My course was clear. I shelled out another $5 for a cute, small pleco,
and then went home to deal with The Monster. It wasn't easy - to catch
him, I mean. Water was splashed, bloated, frilly creatures sent into a
state of panic (or their sedate approximation of it, at least).
Finally, when I had him in the net, I hesitated, just for a moment: in
his hugeness, should I flush him or filet him and fry him up for a
good-sized lunch (invite some friends round, too)?
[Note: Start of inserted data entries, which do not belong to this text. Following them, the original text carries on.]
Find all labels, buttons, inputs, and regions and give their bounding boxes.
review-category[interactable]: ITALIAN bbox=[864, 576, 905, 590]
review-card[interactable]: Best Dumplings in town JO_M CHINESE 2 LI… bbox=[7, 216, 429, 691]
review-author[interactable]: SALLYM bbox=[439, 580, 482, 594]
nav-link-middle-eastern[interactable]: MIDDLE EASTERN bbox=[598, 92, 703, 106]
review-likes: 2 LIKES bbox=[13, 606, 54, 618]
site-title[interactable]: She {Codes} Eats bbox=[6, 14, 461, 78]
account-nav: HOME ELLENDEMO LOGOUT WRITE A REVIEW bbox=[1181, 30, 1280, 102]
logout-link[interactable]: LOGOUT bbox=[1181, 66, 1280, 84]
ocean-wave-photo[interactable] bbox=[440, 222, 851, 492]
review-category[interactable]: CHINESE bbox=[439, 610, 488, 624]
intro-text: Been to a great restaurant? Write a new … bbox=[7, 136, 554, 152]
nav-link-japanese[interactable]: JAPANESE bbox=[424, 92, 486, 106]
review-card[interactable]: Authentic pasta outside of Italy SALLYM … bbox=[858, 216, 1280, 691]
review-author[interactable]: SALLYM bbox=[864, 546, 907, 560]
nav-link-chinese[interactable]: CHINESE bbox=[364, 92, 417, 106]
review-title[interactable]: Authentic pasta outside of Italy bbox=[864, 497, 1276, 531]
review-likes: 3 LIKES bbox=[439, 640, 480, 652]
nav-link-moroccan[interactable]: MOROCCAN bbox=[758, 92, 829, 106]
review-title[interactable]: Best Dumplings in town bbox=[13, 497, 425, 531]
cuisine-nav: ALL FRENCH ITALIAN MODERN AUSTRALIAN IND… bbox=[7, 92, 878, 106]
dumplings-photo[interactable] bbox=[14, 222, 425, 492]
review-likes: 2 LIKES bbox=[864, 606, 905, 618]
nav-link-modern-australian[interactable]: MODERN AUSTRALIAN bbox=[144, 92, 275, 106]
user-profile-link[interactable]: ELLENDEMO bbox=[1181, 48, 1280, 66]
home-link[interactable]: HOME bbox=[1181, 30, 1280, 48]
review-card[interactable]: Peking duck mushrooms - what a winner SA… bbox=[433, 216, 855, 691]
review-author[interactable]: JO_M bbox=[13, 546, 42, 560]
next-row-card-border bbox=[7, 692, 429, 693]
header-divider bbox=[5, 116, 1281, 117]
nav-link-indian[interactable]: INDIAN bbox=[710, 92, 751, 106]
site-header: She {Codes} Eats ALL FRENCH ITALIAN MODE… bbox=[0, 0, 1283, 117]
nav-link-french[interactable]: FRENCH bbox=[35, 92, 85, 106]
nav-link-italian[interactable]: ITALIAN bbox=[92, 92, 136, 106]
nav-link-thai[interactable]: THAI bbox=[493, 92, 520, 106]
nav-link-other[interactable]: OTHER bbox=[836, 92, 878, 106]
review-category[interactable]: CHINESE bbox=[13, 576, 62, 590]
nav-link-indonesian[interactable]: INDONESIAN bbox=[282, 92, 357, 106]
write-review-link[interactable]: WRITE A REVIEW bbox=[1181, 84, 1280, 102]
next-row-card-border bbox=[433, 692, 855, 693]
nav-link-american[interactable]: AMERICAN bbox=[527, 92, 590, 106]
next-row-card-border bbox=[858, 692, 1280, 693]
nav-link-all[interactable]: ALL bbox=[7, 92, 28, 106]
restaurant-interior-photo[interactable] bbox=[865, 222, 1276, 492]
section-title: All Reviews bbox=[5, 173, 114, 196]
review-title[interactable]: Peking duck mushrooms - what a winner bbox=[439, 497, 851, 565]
The toilet it was, and now Sucky lives in the septic tank, out of
sight, out of mind, while his tiny successor, Mini-Me Sucky, works
diligently in his place, restoring the equilibrium in the little tank
and once more setting a good example to me as to how I should approach
my work. The bloateds seem much happier - I think Sucky was terrorizing
them behind my back. Hell, he was terrorizing me to my face!
My one lingering doubt: some day, in a few months, maybe a few years
time, as I'm sitting there, casually flipping through the pages of
National Geographic, Sucky, having attained his full, monstrous size,
will rear up out of the pan and suck my balls off.